Your experience could be fact, but in about 10 years of using MacBooks for work, it has effected me about 2 times, yet I had way more issues with sound/graphics/sleep/projection/skype/internationalization on the Linux distros I have tried. I don't mean to start a flame war, but there is probably a reason you see MacBooks at linux conferences, and FS bugs are not a huge factor.
Those things preventing the system from being usable one way, or another. So, for my experience, worse than paper cuts. Not to mention there is a great idiom about death by paper cuts.
> HFS+ problems are a disaster. I lost 2 10 hour days of video edits and work and my backup were also garbage.
I haven't. No one else I know has. You're missing my point that this is anecdotal data. It's not a disaster if it's not impacting enough users.
> You know you are not seeing things clearly when you say statements like that.
You know you are not seeing things clearly when you think you know how clearly someone is seeing things. I know, for example, not to store Cyrillic music names on my MBP after I hit a bug. I have also read how bad HDF+ is, legacy wise. However, that's one factor of usability, among many. I've lost more raids than hfs+ files. Every filesystem has bugs, whether it's a huge factor or not is whether enough people encounter them or not.
Just do a little research on HFS+ issues. It is not a small problem. This was one of the reasons why the OS X server was killed.
Some limitations that really do have a major impact on people: (Features Missing)
data checksums
nanosecond timestamps
concurrent access (let more than one process at the time access the filesystem)
checksumming
snapshotting
longer time frame (February 6 2040 for HFS+)
sparse file support
real hard links
You lost a few hours of work because of Apple's probably-legitimately terrible filesystem. I lost days and days and days of work trying to configure Linux to just act sane and normal and do the right thing with my hardware. And I lost years and years of our only backups of family photos. We are missing all photos of our eldest son from birth until age 4 or 5, or our eldest daughter until probably 2 years old. I take some blame for trying to use Linux when I should have accepted the fact that it's only to be touched by gods-among-men, and this was back in 2007 or so. But Apple has not failed me nearly as badly as Linux has.

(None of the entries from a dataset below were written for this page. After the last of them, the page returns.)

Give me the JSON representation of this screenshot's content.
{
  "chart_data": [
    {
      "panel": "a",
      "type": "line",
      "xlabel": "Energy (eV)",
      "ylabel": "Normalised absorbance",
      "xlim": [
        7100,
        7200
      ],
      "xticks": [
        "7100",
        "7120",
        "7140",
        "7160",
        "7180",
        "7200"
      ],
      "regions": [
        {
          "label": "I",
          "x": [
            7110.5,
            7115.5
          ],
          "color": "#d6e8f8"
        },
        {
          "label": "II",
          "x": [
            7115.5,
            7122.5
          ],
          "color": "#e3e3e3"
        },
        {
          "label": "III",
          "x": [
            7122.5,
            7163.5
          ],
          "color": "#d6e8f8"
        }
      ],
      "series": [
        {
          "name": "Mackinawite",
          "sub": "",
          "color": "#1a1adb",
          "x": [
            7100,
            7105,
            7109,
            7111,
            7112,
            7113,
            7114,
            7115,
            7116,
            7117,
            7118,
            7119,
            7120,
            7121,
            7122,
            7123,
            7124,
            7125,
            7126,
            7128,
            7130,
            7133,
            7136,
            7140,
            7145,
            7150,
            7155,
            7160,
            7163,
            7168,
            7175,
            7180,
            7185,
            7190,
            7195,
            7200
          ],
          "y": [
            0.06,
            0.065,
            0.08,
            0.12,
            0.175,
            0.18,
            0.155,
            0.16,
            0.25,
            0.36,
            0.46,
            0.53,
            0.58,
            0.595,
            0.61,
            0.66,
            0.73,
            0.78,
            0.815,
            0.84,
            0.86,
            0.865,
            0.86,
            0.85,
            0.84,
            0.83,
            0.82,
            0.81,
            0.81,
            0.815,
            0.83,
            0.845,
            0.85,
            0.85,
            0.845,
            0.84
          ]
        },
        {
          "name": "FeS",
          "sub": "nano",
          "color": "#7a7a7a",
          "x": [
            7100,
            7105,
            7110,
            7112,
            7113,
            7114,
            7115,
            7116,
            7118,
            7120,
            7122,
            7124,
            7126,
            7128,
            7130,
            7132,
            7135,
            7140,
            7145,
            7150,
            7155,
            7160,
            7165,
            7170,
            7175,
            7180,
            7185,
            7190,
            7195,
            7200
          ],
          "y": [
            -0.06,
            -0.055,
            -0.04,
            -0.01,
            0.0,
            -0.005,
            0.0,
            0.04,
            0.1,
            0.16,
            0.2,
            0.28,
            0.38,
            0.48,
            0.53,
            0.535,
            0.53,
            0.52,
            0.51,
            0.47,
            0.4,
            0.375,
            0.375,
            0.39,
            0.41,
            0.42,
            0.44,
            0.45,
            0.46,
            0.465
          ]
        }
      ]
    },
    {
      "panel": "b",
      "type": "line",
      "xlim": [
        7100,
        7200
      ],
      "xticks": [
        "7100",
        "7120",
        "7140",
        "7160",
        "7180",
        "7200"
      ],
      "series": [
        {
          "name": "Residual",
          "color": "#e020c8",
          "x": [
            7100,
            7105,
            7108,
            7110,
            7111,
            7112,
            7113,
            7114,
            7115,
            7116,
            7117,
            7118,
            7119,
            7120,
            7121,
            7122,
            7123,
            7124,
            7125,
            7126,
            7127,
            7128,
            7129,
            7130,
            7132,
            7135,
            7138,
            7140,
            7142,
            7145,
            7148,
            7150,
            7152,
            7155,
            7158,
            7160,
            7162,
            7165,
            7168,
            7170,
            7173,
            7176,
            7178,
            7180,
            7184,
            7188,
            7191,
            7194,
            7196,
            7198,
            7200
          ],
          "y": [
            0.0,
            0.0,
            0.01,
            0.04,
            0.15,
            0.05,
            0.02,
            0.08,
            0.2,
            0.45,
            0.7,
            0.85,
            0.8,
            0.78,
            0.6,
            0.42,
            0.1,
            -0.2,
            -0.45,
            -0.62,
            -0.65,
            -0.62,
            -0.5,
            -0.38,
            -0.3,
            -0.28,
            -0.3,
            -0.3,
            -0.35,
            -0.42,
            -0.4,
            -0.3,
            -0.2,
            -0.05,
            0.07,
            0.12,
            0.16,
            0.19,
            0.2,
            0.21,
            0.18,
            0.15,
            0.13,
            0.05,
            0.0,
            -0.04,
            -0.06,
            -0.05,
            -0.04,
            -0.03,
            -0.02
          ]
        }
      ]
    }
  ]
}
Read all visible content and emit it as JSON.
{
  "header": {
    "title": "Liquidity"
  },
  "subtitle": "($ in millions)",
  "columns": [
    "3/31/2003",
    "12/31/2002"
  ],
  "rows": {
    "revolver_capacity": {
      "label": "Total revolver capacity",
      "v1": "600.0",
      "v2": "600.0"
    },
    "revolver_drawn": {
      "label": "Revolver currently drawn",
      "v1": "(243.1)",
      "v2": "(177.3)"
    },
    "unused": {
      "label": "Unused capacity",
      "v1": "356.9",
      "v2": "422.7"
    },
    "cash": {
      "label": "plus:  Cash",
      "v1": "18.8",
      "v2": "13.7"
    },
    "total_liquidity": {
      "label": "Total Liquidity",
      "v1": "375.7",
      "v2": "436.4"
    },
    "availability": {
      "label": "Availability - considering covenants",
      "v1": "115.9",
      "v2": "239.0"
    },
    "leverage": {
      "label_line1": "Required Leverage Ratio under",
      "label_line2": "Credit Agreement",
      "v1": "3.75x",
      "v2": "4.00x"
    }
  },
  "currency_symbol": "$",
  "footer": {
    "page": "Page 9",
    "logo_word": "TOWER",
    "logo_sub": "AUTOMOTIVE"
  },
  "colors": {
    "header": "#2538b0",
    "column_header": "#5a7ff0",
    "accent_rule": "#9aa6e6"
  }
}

Well, not trying to be snide but your first problem is that you only had one backup of irreplaceable information. Storage is cheap enough nowadays that just about every computer should have some form of raid 1 or alternatively a NAS with raid 1 along with at least 1 or 2 offline backups.
$200 for 4 hard drives and some hardware in exchange for a near guarantee that data is never lost is worthwhile in my opinion.
Hell, for the more frugal there is an excess of cloud storage options out there that will be near impenetrable vaults for data. (that's not sensitive at least)
Basically, while the faults that both OS X and Linux have are definitely profound and problematic, they can be almost entirely avoided with nearly any data replication system, even just syncing to the cloud.
This happened over 10 years ago. I had three drives one with the archives one with the working files and one of the edits (Edits failed me). I had it in double redundancy backup and a on a second NAS. I even at the time copied to DVD. The problem was it happened right away but since my work was in memory it wasn't something I would see till the third day of pulling everything together for the final cut I found out that file system had failed.